La Refinadora Costarricense de Petróleo (Recope) ha formalizado la solicitud de ajuste en los precios de los hidrocarburos para el próximo mes de julio. Esta petición, presentada este viernes, contempla variaciones mixtas dependiendo del tipo de combustible, con incrementos previstos para el diésel, la gasolina súper y el gas licuado, mientras que la gasolina regular experimentaría una ligera reducción.
De acuerdo con el anuncio oficial de la entidad estatal, el proceso se encuentra ahora en la etapa de revisión por parte de la Autoridad Reguladora de los Servicios Públicos (Aresep). Será este ente regulador el encargado de analizar la solicitud y emitir la aprobación final para que los cambios tarifarios entren en vigor al cierre del mes actual.
En el detalle de la propuesta presentada por Recope, se especifica que, de aprobarse la solicitud, el litro de gasolina regular registraría una disminución de ¢1, lo que situaría su precio final en ¢755. Por el contrario, el panorama para otros combustibles es al alza. La gasolina súper tendría un incremento de ¢3 por litro, alcanzando un precio de ¢756.
El producto que registraría el aumento más significativo en términos de litros es el diésel, el cual subiría ¢13, ubicándose así en ¢683 por litro. Asimismo, el costo del cilindro de gas de 25 libras también se vería afectado con un incremento de ¢88, lo que elevaría su precio final a ¢7.487.
La entidad refinadora explicó que estas proyecciones y la solicitud de ajuste responden directamente a la evolución reciente de las tarifas internacionales de los combustibles. Específicamente, los ajustes propuestos reflejan las fluctuaciones registradas en el mercado global entre el 8 de mayo y el 11 de junio, periodo que fue utilizado como base para realizar el estudio tarifario correspondiente.
Al respecto, la presidenta ejecutiva de Recope, Karla Montero, señaló que los mercados internacionales continúan manifestando una alta sensibilidad ante diversos factores, principalmente de carácter económico y geopolítico. La jerarca indicó que, aunque se han observado comportamientos distintos entre los diversos productos energéticos, es fundamental recordar que Costa Rica dispone de mecanismos diseñados para amortiguar parcialmente estas fluctuaciones externas y brindar una capa de protección a los consumidores finales.
Montero detalló que, tras las fuertes presiones registradas durante el mes anterior, los mercados internacionales han comenzado a mostrar señales de estabilización.
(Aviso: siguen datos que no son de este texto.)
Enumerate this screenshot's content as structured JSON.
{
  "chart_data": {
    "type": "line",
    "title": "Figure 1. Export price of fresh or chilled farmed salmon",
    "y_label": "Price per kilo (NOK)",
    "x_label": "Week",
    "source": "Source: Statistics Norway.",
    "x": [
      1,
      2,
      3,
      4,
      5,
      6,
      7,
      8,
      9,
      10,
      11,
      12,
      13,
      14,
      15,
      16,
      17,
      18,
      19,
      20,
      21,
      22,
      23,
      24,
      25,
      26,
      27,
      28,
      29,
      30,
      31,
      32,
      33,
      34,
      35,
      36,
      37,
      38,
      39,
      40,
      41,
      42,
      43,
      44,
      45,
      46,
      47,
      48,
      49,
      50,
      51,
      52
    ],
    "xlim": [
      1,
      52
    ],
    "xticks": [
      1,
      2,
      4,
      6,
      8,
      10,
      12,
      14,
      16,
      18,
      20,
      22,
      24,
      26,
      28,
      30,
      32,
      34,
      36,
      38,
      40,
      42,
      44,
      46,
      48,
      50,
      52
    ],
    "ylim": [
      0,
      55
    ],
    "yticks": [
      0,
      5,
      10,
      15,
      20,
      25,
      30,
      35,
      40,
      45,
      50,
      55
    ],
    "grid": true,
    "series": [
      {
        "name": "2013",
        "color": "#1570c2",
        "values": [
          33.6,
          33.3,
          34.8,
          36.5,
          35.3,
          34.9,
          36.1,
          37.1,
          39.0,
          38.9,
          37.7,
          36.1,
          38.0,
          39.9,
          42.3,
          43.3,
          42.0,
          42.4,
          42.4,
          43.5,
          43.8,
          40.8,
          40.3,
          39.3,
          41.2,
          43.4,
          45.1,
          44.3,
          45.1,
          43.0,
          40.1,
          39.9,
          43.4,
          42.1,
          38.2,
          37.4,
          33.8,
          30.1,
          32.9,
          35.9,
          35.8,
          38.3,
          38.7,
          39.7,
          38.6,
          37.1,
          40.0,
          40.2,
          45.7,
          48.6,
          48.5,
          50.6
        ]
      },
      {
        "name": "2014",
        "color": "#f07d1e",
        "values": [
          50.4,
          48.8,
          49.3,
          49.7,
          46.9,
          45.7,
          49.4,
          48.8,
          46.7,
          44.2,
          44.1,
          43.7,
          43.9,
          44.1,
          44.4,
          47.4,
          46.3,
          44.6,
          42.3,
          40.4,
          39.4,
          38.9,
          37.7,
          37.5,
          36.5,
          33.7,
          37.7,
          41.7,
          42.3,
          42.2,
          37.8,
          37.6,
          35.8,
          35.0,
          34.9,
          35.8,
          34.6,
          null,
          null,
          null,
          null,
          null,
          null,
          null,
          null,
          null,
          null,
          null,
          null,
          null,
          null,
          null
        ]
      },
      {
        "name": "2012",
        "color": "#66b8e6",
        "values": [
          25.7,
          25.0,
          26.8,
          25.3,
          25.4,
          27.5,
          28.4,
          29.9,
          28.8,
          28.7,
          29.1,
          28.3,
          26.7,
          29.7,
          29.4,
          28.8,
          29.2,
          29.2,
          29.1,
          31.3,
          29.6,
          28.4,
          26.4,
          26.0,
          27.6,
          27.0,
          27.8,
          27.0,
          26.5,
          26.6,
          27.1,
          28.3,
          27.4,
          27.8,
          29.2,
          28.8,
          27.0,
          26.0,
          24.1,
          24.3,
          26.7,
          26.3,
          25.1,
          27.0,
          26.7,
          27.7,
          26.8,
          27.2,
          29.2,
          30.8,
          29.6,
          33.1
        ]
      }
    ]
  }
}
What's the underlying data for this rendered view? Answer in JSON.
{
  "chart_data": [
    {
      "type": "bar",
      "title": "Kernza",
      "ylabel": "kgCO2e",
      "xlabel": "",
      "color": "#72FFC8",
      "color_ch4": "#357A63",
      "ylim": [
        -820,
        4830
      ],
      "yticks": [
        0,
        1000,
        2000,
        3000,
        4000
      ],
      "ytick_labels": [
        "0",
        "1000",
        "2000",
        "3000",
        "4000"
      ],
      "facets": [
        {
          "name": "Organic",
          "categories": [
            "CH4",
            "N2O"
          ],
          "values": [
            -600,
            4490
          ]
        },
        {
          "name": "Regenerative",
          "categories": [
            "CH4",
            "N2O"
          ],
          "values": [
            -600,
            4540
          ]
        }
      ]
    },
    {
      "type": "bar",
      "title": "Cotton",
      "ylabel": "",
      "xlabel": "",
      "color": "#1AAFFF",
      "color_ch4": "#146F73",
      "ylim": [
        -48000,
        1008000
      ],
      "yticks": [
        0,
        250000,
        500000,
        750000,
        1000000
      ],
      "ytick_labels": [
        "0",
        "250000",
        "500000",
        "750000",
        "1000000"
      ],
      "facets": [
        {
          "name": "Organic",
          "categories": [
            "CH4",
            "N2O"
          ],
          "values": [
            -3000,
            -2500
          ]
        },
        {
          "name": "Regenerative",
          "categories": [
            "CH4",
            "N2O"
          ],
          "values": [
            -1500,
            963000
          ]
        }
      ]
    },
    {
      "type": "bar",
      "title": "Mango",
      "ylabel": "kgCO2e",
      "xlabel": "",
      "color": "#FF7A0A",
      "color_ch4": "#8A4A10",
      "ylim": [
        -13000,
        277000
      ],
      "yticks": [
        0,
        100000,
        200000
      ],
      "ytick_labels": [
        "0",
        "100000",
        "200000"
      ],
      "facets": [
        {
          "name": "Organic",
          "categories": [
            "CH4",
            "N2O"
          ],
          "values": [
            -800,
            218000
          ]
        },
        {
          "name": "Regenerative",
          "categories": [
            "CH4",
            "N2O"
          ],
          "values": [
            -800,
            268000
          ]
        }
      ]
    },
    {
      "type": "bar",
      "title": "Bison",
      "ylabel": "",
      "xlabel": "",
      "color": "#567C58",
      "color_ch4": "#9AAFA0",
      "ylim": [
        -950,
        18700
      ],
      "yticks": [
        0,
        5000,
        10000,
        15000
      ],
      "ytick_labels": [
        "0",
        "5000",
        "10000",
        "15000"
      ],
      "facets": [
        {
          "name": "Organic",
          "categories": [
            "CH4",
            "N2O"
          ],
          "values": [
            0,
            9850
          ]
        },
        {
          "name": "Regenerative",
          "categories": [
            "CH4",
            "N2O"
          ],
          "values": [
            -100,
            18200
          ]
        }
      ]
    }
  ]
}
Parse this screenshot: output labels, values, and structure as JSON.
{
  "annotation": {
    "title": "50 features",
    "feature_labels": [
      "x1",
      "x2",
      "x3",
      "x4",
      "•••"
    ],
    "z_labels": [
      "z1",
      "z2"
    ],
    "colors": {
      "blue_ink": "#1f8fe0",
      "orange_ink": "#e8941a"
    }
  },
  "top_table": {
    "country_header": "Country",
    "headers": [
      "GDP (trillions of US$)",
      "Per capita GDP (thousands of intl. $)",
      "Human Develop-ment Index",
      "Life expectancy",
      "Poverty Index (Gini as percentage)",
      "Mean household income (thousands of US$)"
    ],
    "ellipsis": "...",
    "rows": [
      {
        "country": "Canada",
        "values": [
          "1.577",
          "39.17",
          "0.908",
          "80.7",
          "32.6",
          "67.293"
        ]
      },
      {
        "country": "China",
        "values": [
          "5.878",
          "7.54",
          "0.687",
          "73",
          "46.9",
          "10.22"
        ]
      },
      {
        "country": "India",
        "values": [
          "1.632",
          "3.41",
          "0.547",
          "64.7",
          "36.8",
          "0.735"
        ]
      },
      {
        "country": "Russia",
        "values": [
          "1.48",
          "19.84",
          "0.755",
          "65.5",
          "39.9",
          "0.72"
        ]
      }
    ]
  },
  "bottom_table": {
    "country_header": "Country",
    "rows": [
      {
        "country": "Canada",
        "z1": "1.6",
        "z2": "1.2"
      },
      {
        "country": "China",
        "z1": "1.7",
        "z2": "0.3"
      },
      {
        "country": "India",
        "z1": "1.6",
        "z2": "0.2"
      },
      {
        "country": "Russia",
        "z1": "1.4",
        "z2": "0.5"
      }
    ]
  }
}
Sin embargo, aclaró que la tendencia acumulada durante el periodo analizado para el ajuste fue diferente para cada uno de los productos, lo que justifica las variaciones ascendentes y descendentes solicitadas a la Aresep.
La funcionaria enfatizó que el país cuenta con elementos técnicos y financieros capaces de contener parte del impacto derivado de las condiciones externas del mercado. Entre estos factores, la presidenta ejecutiva citó la existencia de un tipo de cambio más favorable y la vigencia de contratos de flete con tarifas que ya han sido previamente definidas, lo que evita que el costo del transporte impacte de forma más agresiva en el precio final.
Además, uno de los puntos más relevantes mencionados por la jerarquía de Recope es la existencia de una devolución cercana a los ¢12.000 millones en beneficio de los usuarios. Este monto se continúa aplicando mediante el diferencial tarifario, mecanismo que se mantendrá activo durante los próximos meses para mitigar los costos que enfrentan los consumidores.
En resumen, la solicitud de Recope para julio busca alinear los precios internos con la realidad del mercado internacional, apoyándose en los mecanismos de estabilización y los beneficios acumulados para evitar que el impacto sea mayor para la población costarricense. La decisión final queda ahora sujeta a la resolución de la Aresep.